Protecting Content As Data
Image by MysteryLab.
It costs money to hire people capable of generating original insights and information, and to build the very necessary governance processes needed to harness that data. Dr. Suzanne Weller, head of research at Privitar, said, “unstructured data will need the same degree of governance and privacy protection as has been achieved for structured and semi-structured data sources.”
In many cases, while guarantees are offered, cybersecurity risk might demand that you create a private instance to protect your data from getting ingested by a foundational AI model provider. Consider regulations in your sector and the potential risks of a customer data leak to make these determinations.
Then there is the business concern. Some organizations may want to protect their more public content from getting crawled to protect value. They may consider erecting paywalls and place no crawling code that bars LLMs from training on their websites to add a layer of protection.
In cases where the business's value proposition is directly tied to content, preventing AI and bot crawling, firewalling, and protecting content will become paramount. Expect many more gates and paywalls over the next three years. This is the hard work of implementing guardrails to protect your content assets BEFORE engaging in significant AI implementations.
There is an alternate scenario. Depending on what your organization tries to achieve with its content, there may be a monetization opportunity to make your data available to AI engines.
The Original Content Opportunity Summarized
As AI content generators like ChatGPT become more advanced, original high-quality content increases in value. AI systems need to be trained on large content datasets to function correctly. At the same time, the content they produce with their training data is always derivative and ultimately holds a lower value than the original new content.

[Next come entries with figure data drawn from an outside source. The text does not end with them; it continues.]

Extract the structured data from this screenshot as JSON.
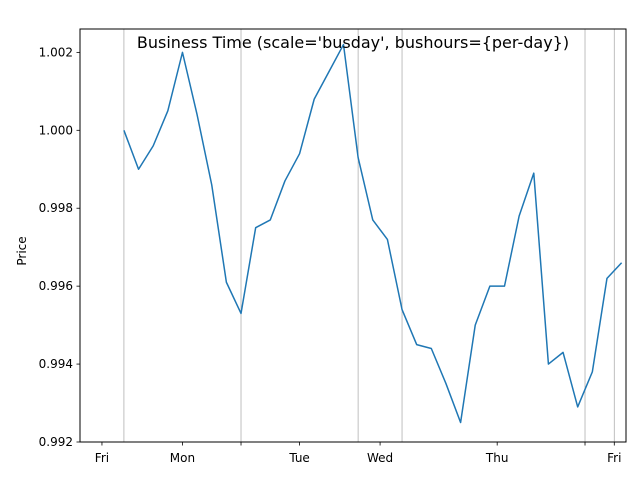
{
  "chart_data": {
    "type": "line",
    "title": "Business Time (scale='busday', bushours={per-day})",
    "xlabel": "",
    "ylabel": "Price",
    "ylim": [
      0.992,
      1.0026
    ],
    "y_ticks": [
      0.992,
      0.994,
      0.996,
      0.998,
      1.0,
      1.002
    ],
    "y_tick_labels": [
      "0.992",
      "0.994",
      "0.996",
      "0.998",
      "1.000",
      "1.002"
    ],
    "x_range": [
      -1.5,
      35.8
    ],
    "x_ticks": [
      {
        "pos": 0,
        "label": "Fri"
      },
      {
        "pos": 5.5,
        "label": "Mon"
      },
      {
        "pos": 9.5,
        "label": ""
      },
      {
        "pos": 13.5,
        "label": "Tue"
      },
      {
        "pos": 19,
        "label": "Wed"
      },
      {
        "pos": 27,
        "label": "Thu"
      },
      {
        "pos": 33,
        "label": ""
      },
      {
        "pos": 35,
        "label": "Fri"
      }
    ],
    "gridlines_x": [
      1.5,
      9.5,
      17.5,
      20.5,
      33,
      35
    ],
    "grid": "vertical lines at day boundaries",
    "line_color": "#1f77b4",
    "grid_color": "#b0b0b0",
    "series": [
      {
        "name": "",
        "x": [
          1.5,
          2.5,
          3.5,
          4.5,
          5.5,
          6.5,
          7.5,
          8.5,
          9.5,
          10.5,
          11.5,
          12.5,
          13.5,
          14.5,
          15.5,
          16.5,
          17.5,
          18.5,
          19.5,
          20.5,
          21.5,
          22.5,
          23.5,
          24.5,
          25.5,
          26.5,
          27.5,
          28.5,
          29.5,
          30.5,
          31.5,
          32.5,
          33.5,
          34.5,
          35.5
        ],
        "values": [
          1.0,
          0.999,
          0.9996,
          1.0005,
          1.002,
          1.0004,
          0.9986,
          0.9961,
          0.9953,
          0.9975,
          0.9977,
          0.9987,
          0.9994,
          1.0008,
          1.0015,
          1.0022,
          0.9993,
          0.9977,
          0.9972,
          0.9954,
          0.9945,
          0.9944,
          0.9935,
          0.9925,
          0.995,
          0.996,
          0.996,
          0.9978,
          0.9989,
          0.994,
          0.9943,
          0.9929,
          0.9938,
          0.9962,
          0.9966
        ]
      }
    ]
  }
}
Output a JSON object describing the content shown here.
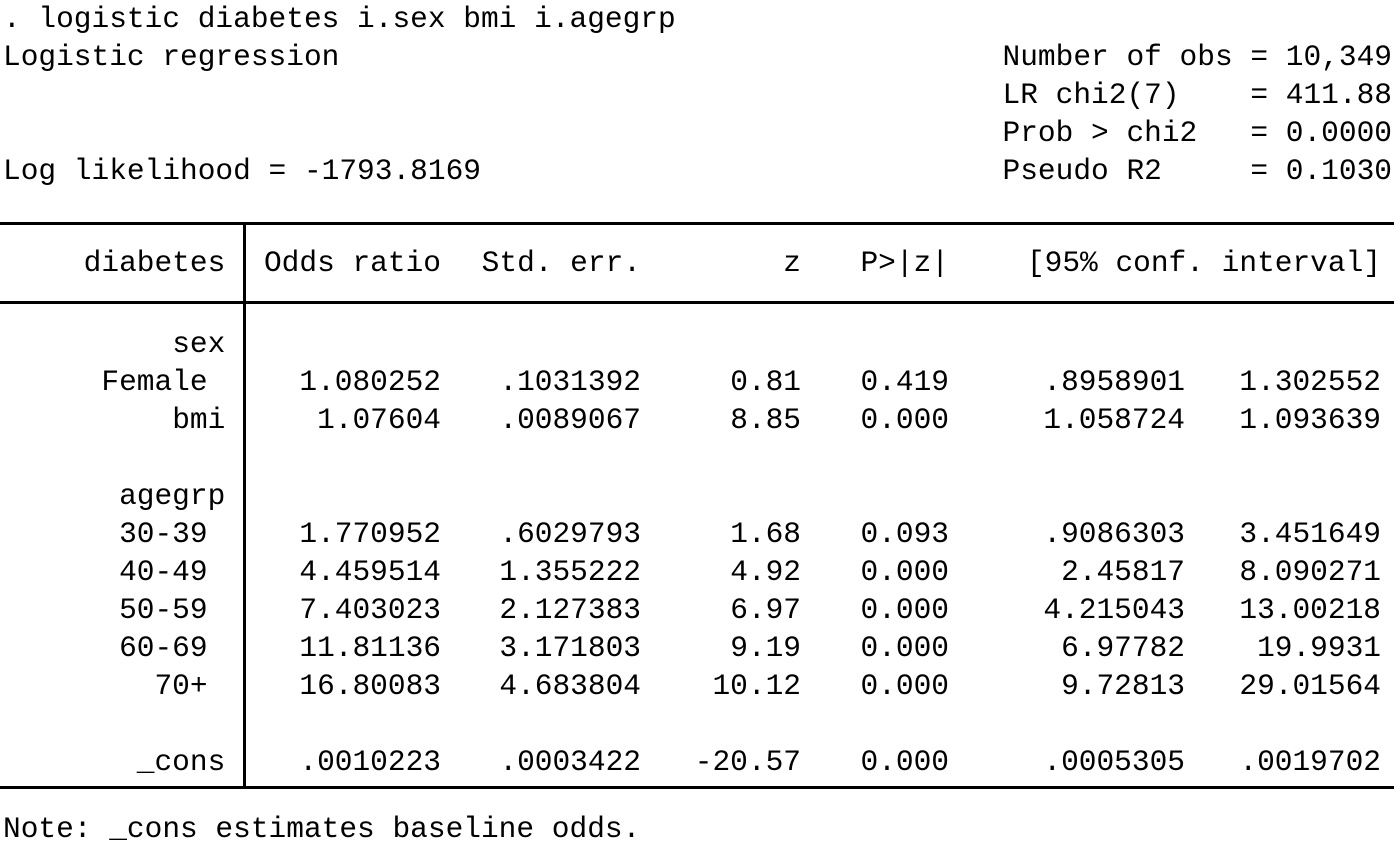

Companies and creators behind this original content are starting to protect their intellectual property through paywalls, lawsuits against AI companies, and other means. Original, creative content based on unique data and insights will become more scarce and valuable. Brands, agencies, and creators that can continue generating high-quality original content in written, visual, and video formats stand to benefit financially.
Organizations that derive value from proprietary data must also consider new governance and security measures to protect their content as AI systems scour the internet for training data. Some may decide to allow access to shape how AI systems discuss their brand, while others will want to firewall and restrict access. Companies must weigh the costs, risks vs. rewards of original content strategies in an AI-powered world.